Bhajan Kaur

Personal information
- Nationality: Indian
- Born: 26 August 2005 (age 20) Ellenabad, Haryana, India

Sport
- Sport: Archery

Medal record
Women's recurve archery
Representing India
Asian Games
| Bronze medal – third place | 2022 Hangzhou | Team |
Asian Championships
| Bronze medal – third place | 2023 Bangkok | Team |
World Youth Championships
| Bronze medal – third place | 2023 Limerick | Individual |

= Bhajan Kaur =

Indian archer (born 2005)

Bhajan Kaur (born 26 August 2005) is an Indian archer from Haryana. She was selected for the Indian Archery team for the recurve events at the 2022 Asian Games held in Hangzhou, China. Along with Ankita Bhakat and Simranjeet Kaur, she won the Women's team recurve event bronze medal for India. The Indian trio defeated the Vietnamese team 6–2 in the bronze-medal play-off. On 16 June 2024, she won a gold in the final Olympic qualifier at Anatalya, Turkey. She represented India at the 2024 Summer Olympic Games at Paris.

== Early life ==
Kaur hails from Ellenabad, Sirsa, Haryana. She did her schooling at Nachiketan Public School, Ellenabad. She is supported by Olympic Gold Quest. Her father Bhagawan Singh is a farmer, and she has a brother and a sister.

== Career ==

- 2023: In August, she was part of the Indian recurve team that won a bronze at the Hyundai Archery World Cup in Paris, France.
- 2023: In July, she won a bronze at the Youth World Championships held in Limerick, Ireland. She defeated Su Hsin-Yu of Chinese Taipei 7–1 (28–25, 27–27, 29–25, 30–26) in the U-21 women's recurve individual section.
- 2023: In June, she finished in the top 10 at the Archery World Cup Stage 3 held in Medellin, Colombia.
- 2023: In April, she made it to the semifinals of the Archery World Cup in Antalya, Turkey. On 21 April in the quarterfinals, Bhajan toppled the top seed, the Mexican archer Alejandra Valencia by 6–5.
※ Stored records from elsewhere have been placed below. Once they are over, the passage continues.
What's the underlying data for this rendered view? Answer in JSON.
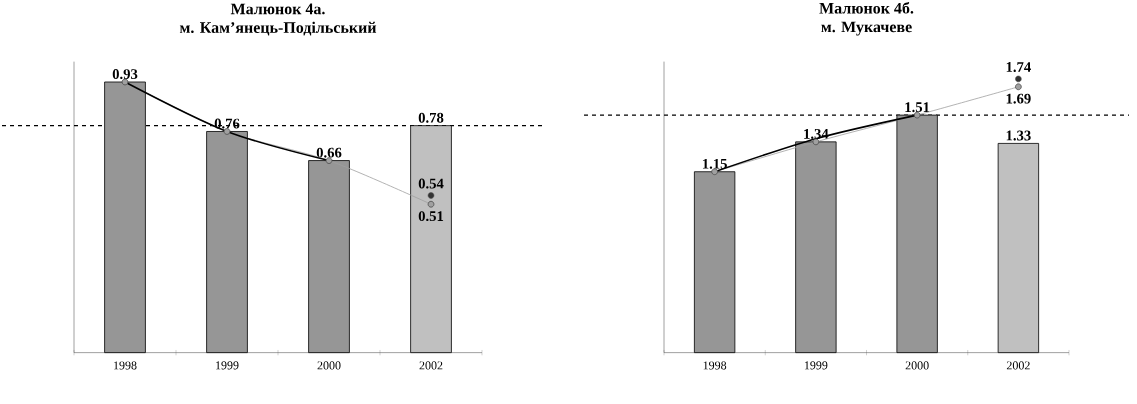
{
  "chart_data": [
    {
      "type": "bar",
      "title": "Малюнок 4а.",
      "subtitle": "м. Кам’янець-Подільський",
      "categories": [
        "1998",
        "1999",
        "2000",
        "2002"
      ],
      "ylim": [
        0,
        1.0
      ],
      "tick_labels": "x",
      "series": [
        {
          "colors": [
            "#969696",
            "#969696",
            "#969696",
            "#c0c0c0"
          ],
          "values": [
            0.93,
            0.76,
            0.66,
            0.78
          ],
          "value_labels": [
            "0.93",
            "0.76",
            "0.66",
            "0.78"
          ]
        },
        {
          "type": "line",
          "color": "#a0a0a0",
          "marker": "circle",
          "values": [
            0.93,
            0.76,
            0.66,
            0.51
          ],
          "value_labels": [
            null,
            null,
            null,
            "0.51"
          ]
        },
        {
          "type": "line",
          "color": "#000000",
          "marker": "none",
          "values": [
            0.93,
            0.76,
            0.66,
            null
          ]
        },
        {
          "type": "scatter",
          "color": "#333333",
          "marker": "circle",
          "values": [
            null,
            null,
            null,
            0.54
          ],
          "value_labels": [
            null,
            null,
            null,
            "0.54"
          ]
        }
      ],
      "ref_lines": [
        {
          "axis": "y",
          "value": 0.78,
          "color": "#000000",
          "line_style": "dashed"
        }
      ]
    },
    {
      "type": "bar",
      "title": "Малюнок 4б.",
      "subtitle": "м. Мукачеве",
      "categories": [
        "1998",
        "1999",
        "2000",
        "2002"
      ],
      "ylim": [
        0,
        1.85
      ],
      "tick_labels": "x",
      "series": [
        {
          "colors": [
            "#969696",
            "#969696",
            "#969696",
            "#c0c0c0"
          ],
          "values": [
            1.15,
            1.34,
            1.51,
            1.33
          ],
          "value_labels": [
            "1.15",
            "1.34",
            "1.51",
            "1.33"
          ]
        },
        {
          "type": "line",
          "color": "#a0a0a0",
          "marker": "circle",
          "values": [
            1.15,
            1.34,
            1.51,
            1.69
          ],
          "value_labels": [
            null,
            null,
            null,
            "1.69"
          ]
        },
        {
          "type": "line",
          "color": "#000000",
          "marker": "none",
          "values": [
            1.15,
            1.36,
            1.51,
            null
          ]
        },
        {
          "type": "scatter",
          "color": "#333333",
          "marker": "circle",
          "values": [
            null,
            null,
            null,
            1.74
          ],
          "value_labels": [
            null,
            null,
            null,
            "1.74"
          ]
        }
      ],
      "ref_lines": [
        {
          "axis": "y",
          "value": 1.51,
          "color": "#000000",
          "line_style": "dashed"
        }
      ]
    }
  ]
}
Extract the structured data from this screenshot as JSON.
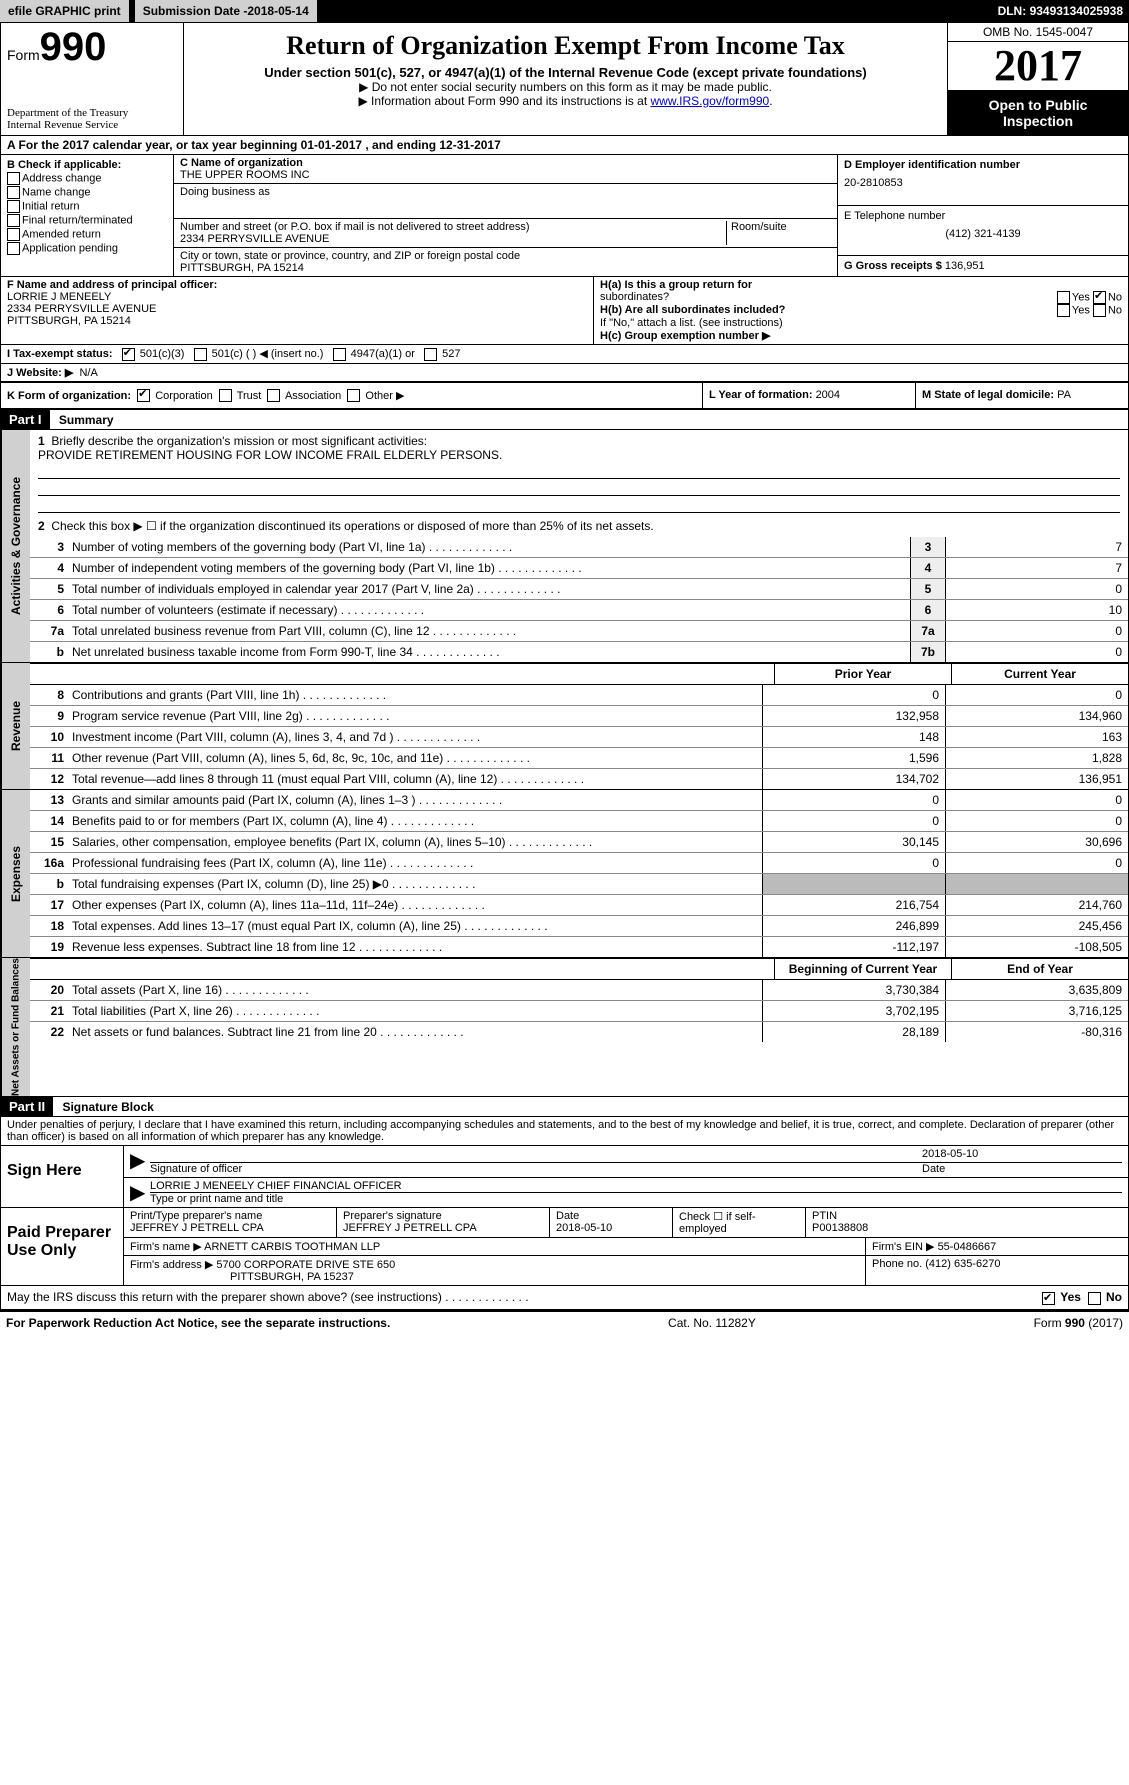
{
  "top": {
    "efile": "efile GRAPHIC print",
    "subdate_label": "Submission Date - ",
    "subdate": "2018-05-14",
    "dln_label": "DLN: ",
    "dln": "93493134025938"
  },
  "header": {
    "form_small": "Form",
    "form_big": "990",
    "dept1": "Department of the Treasury",
    "dept2": "Internal Revenue Service",
    "title": "Return of Organization Exempt From Income Tax",
    "sub": "Under section 501(c), 527, or 4947(a)(1) of the Internal Revenue Code (except private foundations)",
    "note1": "▶ Do not enter social security numbers on this form as it may be made public.",
    "note2_a": "▶ Information about Form 990 and its instructions is at ",
    "note2_link": "www.IRS.gov/form990",
    "omb": "OMB No. 1545-0047",
    "year": "2017",
    "open1": "Open to Public",
    "open2": "Inspection"
  },
  "A": {
    "text": "A  For the 2017 calendar year, or tax year beginning 01-01-2017   , and ending 12-31-2017"
  },
  "B": {
    "label": "B Check if applicable:",
    "items": [
      "Address change",
      "Name change",
      "Initial return",
      "Final return/terminated",
      "Amended return",
      "Application pending"
    ]
  },
  "C": {
    "name_label": "C Name of organization",
    "name": "THE UPPER ROOMS INC",
    "dba_label": "Doing business as",
    "street_label": "Number and street (or P.O. box if mail is not delivered to street address)",
    "room_label": "Room/suite",
    "street": "2334 PERRYSVILLE AVENUE",
    "city_label": "City or town, state or province, country, and ZIP or foreign postal code",
    "city": "PITTSBURGH, PA  15214"
  },
  "D": {
    "label": "D Employer identification number",
    "val": "20-2810853"
  },
  "E": {
    "label": "E Telephone number",
    "val": "(412) 321-4139"
  },
  "G": {
    "label": "G Gross receipts $ ",
    "val": "136,951"
  },
  "F": {
    "label": "F  Name and address of principal officer:",
    "l1": "LORRIE J MENEELY",
    "l2": "2334 PERRYSVILLE AVENUE",
    "l3": "PITTSBURGH, PA  15214"
  },
  "H": {
    "a": "H(a)  Is this a group return for",
    "a2": "subordinates?",
    "b": "H(b)  Are all subordinates included?",
    "note": "If \"No,\" attach a list. (see instructions)",
    "c": "H(c)  Group exemption number ▶"
  },
  "I": {
    "label": "I  Tax-exempt status:",
    "o1": "501(c)(3)",
    "o2": "501(c) (  ) ◀ (insert no.)",
    "o3": "4947(a)(1) or",
    "o4": "527"
  },
  "J": {
    "label": "J  Website: ▶",
    "val": "N/A"
  },
  "K": {
    "label": "K Form of organization:",
    "o1": "Corporation",
    "o2": "Trust",
    "o3": "Association",
    "o4": "Other ▶"
  },
  "L": {
    "label": "L Year of formation: ",
    "val": "2004"
  },
  "M": {
    "label": "M State of legal domicile: ",
    "val": "PA"
  },
  "part1": {
    "hdr": "Part I",
    "title": "Summary",
    "mission_label": "Briefly describe the organization's mission or most significant activities:",
    "mission": "PROVIDE RETIREMENT HOUSING FOR LOW INCOME FRAIL ELDERLY PERSONS.",
    "line2": "Check this box ▶ ☐  if the organization discontinued its operations or disposed of more than 25% of its net assets.",
    "gov_hdr": "Activities & Governance",
    "rev_hdr": "Revenue",
    "exp_hdr": "Expenses",
    "net_hdr": "Net Assets or Fund Balances",
    "prior": "Prior Year",
    "current": "Current Year",
    "begin": "Beginning of Current Year",
    "end": "End of Year",
    "rows_gov": [
      {
        "n": "3",
        "d": "Number of voting members of the governing body (Part VI, line 1a)",
        "c": "3",
        "v": "7"
      },
      {
        "n": "4",
        "d": "Number of independent voting members of the governing body (Part VI, line 1b)",
        "c": "4",
        "v": "7"
      },
      {
        "n": "5",
        "d": "Total number of individuals employed in calendar year 2017 (Part V, line 2a)",
        "c": "5",
        "v": "0"
      },
      {
        "n": "6",
        "d": "Total number of volunteers (estimate if necessary)",
        "c": "6",
        "v": "10"
      },
      {
        "n": "7a",
        "d": "Total unrelated business revenue from Part VIII, column (C), line 12",
        "c": "7a",
        "v": "0"
      },
      {
        "n": "b",
        "d": "Net unrelated business taxable income from Form 990-T, line 34",
        "c": "7b",
        "v": "0"
      }
    ],
    "rows_rev": [
      {
        "n": "8",
        "d": "Contributions and grants (Part VIII, line 1h)",
        "p": "0",
        "c": "0"
      },
      {
        "n": "9",
        "d": "Program service revenue (Part VIII, line 2g)",
        "p": "132,958",
        "c": "134,960"
      },
      {
        "n": "10",
        "d": "Investment income (Part VIII, column (A), lines 3, 4, and 7d )",
        "p": "148",
        "c": "163"
      },
      {
        "n": "11",
        "d": "Other revenue (Part VIII, column (A), lines 5, 6d, 8c, 9c, 10c, and 11e)",
        "p": "1,596",
        "c": "1,828"
      },
      {
        "n": "12",
        "d": "Total revenue—add lines 8 through 11 (must equal Part VIII, column (A), line 12)",
        "p": "134,702",
        "c": "136,951"
      }
    ],
    "rows_exp": [
      {
        "n": "13",
        "d": "Grants and similar amounts paid (Part IX, column (A), lines 1–3 )",
        "p": "0",
        "c": "0"
      },
      {
        "n": "14",
        "d": "Benefits paid to or for members (Part IX, column (A), line 4)",
        "p": "0",
        "c": "0"
      },
      {
        "n": "15",
        "d": "Salaries, other compensation, employee benefits (Part IX, column (A), lines 5–10)",
        "p": "30,145",
        "c": "30,696"
      },
      {
        "n": "16a",
        "d": "Professional fundraising fees (Part IX, column (A), line 11e)",
        "p": "0",
        "c": "0"
      },
      {
        "n": "b",
        "d": "Total fundraising expenses (Part IX, column (D), line 25) ▶0",
        "p": "",
        "c": "",
        "grey": true
      },
      {
        "n": "17",
        "d": "Other expenses (Part IX, column (A), lines 11a–11d, 11f–24e)",
        "p": "216,754",
        "c": "214,760"
      },
      {
        "n": "18",
        "d": "Total expenses. Add lines 13–17 (must equal Part IX, column (A), line 25)",
        "p": "246,899",
        "c": "245,456"
      },
      {
        "n": "19",
        "d": "Revenue less expenses. Subtract line 18 from line 12",
        "p": "-112,197",
        "c": "-108,505"
      }
    ],
    "rows_net": [
      {
        "n": "20",
        "d": "Total assets (Part X, line 16)",
        "p": "3,730,384",
        "c": "3,635,809"
      },
      {
        "n": "21",
        "d": "Total liabilities (Part X, line 26)",
        "p": "3,702,195",
        "c": "3,716,125"
      },
      {
        "n": "22",
        "d": "Net assets or fund balances. Subtract line 21 from line 20",
        "p": "28,189",
        "c": "-80,316"
      }
    ]
  },
  "part2": {
    "hdr": "Part II",
    "title": "Signature Block",
    "decl": "Under penalties of perjury, I declare that I have examined this return, including accompanying schedules and statements, and to the best of my knowledge and belief, it is true, correct, and complete. Declaration of preparer (other than officer) is based on all information of which preparer has any knowledge.",
    "sign_here": "Sign Here",
    "sig_officer": "Signature of officer",
    "sig_date": "2018-05-10",
    "date_label": "Date",
    "officer_name": "LORRIE J MENEELY CHIEF FINANCIAL OFFICER",
    "type_name": "Type or print name and title",
    "paid": "Paid Preparer Use Only",
    "prep_name_label": "Print/Type preparer's name",
    "prep_name": "JEFFREY J PETRELL CPA",
    "prep_sig_label": "Preparer's signature",
    "prep_sig": "JEFFREY J PETRELL CPA",
    "prep_date_label": "Date",
    "prep_date": "2018-05-10",
    "check_label": "Check ☐ if self-employed",
    "ptin_label": "PTIN",
    "ptin": "P00138808",
    "firm_name_label": "Firm's name    ▶ ",
    "firm_name": "ARNETT CARBIS TOOTHMAN LLP",
    "firm_ein_label": "Firm's EIN ▶ ",
    "firm_ein": "55-0486667",
    "firm_addr_label": "Firm's address ▶ ",
    "firm_addr1": "5700 CORPORATE DRIVE STE 650",
    "firm_addr2": "PITTSBURGH, PA  15237",
    "phone_label": "Phone no. ",
    "phone": "(412) 635-6270",
    "discuss": "May the IRS discuss this return with the preparer shown above? (see instructions)",
    "yes": "Yes",
    "no": "No"
  },
  "footer": {
    "l": "For Paperwork Reduction Act Notice, see the separate instructions.",
    "c": "Cat. No. 11282Y",
    "r": "Form 990 (2017)"
  }
}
===2024 Summer Olympics===
Kaur made her first Olympic appearance in the 2024 Summer Olympics in Paris. She progressed to the Women's Individual 1/8 Elimination Round. However, she lost 5-6 to Indonesia's Diananda Choirunisa in a Shoot-Off. Kaur advanced to the quarterfinals in the Women's Team, along with Ankita Bhakat and Deepika Kumari. However, the team lost to the Netherlands' team 0-6.